Sıkı para politikası ile enflasyonun düşmesi arasında bir aktarma mekanizması olması şarttır. Aksi takdirde para, boşu boşuna sıkılmış olur. Halen ahlaki esaslarını benimsememiş olsak da ekonomik sistem tercimiz “kapitalizm”dir (serbest piyasa). Bu sistemin, kendisinden beklenen “düşük enflasyon, yüksek büyüme hızı ve adil gelir dağılımı” gibi iyi sonuçları vermesi için fiyat mekanizmasının doğru işlemesi gerekir. Doğru işlemesi için de mal ve hizmet üreticilerinin “adil şartlar içinde” rekabet etmesi ve tüketicilerin de üreticiler kadar piyasa bilgisine sahip olması şarttır. Rekabet zayıf, bilgi bölüşümü sınırlıysa, fiyat mekanizması üretici ve tüketicilere yanlış fiyat sinyali verir. İşletme sahiplerinin amacı kâr maksimizasyonudur. “Maksimum kâr, maksimum fiyatla değil optimum fiyatla elde edilir.” Optimum fiyat uygulamak, birimden değil sürümden kazanmaktır. Bunun için, tüketicinin almak istediği malın nerde en ucuza satıldığını bilmesi gerekir. Bilirse o firmanın satış miktarı artar, birim fiyatı rakibinden düşük de olsa kârı ondan yüksek olur. O zaman sıkı para durgunluk yaratmadan fiyatların baskılanmasını temin eder.
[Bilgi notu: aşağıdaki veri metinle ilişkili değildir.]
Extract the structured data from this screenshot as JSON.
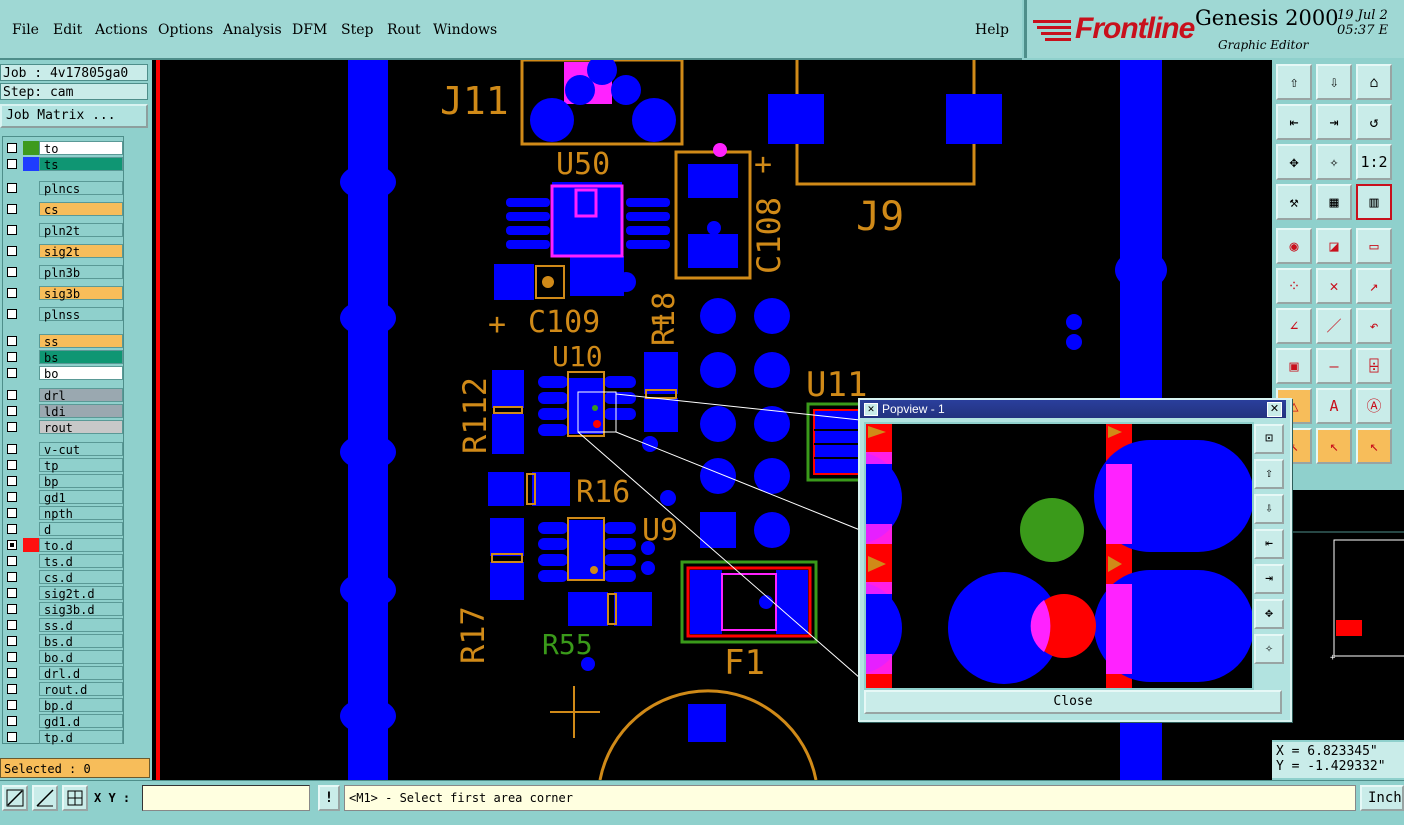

TÜKETİCİ FİYATI SORMADAN ÖĞRENEBİLMELİDİR

Hayal bu ya, bir gün ekonomi yönetimini üstlensem ilk yapacağım şey “fiyatsız reklamları yasaklamak” olacaktır. Lokantadan kazıklanmadan çıkmak çok zor. Ya miktardan ya fiyattan mutlaka kazıklıyorlar. Market raflarındaki ürünlerin kg fiyatı büyüteçle bile zor okunuyor. Esnaf kendini cesur avcı, müşteriyi aptal av olarak görüyor. Satıcının amacı çok iş yapıp çok para kazanmak değil, az iş yapıp aynı parayı kazanmak.  Siz, siz olun, üç yerden fiyat öğrenmeden mal veya hizmet almayın.

SON SÖZ: Fiyatı soran değil, fiyatı söylemeyen utansın.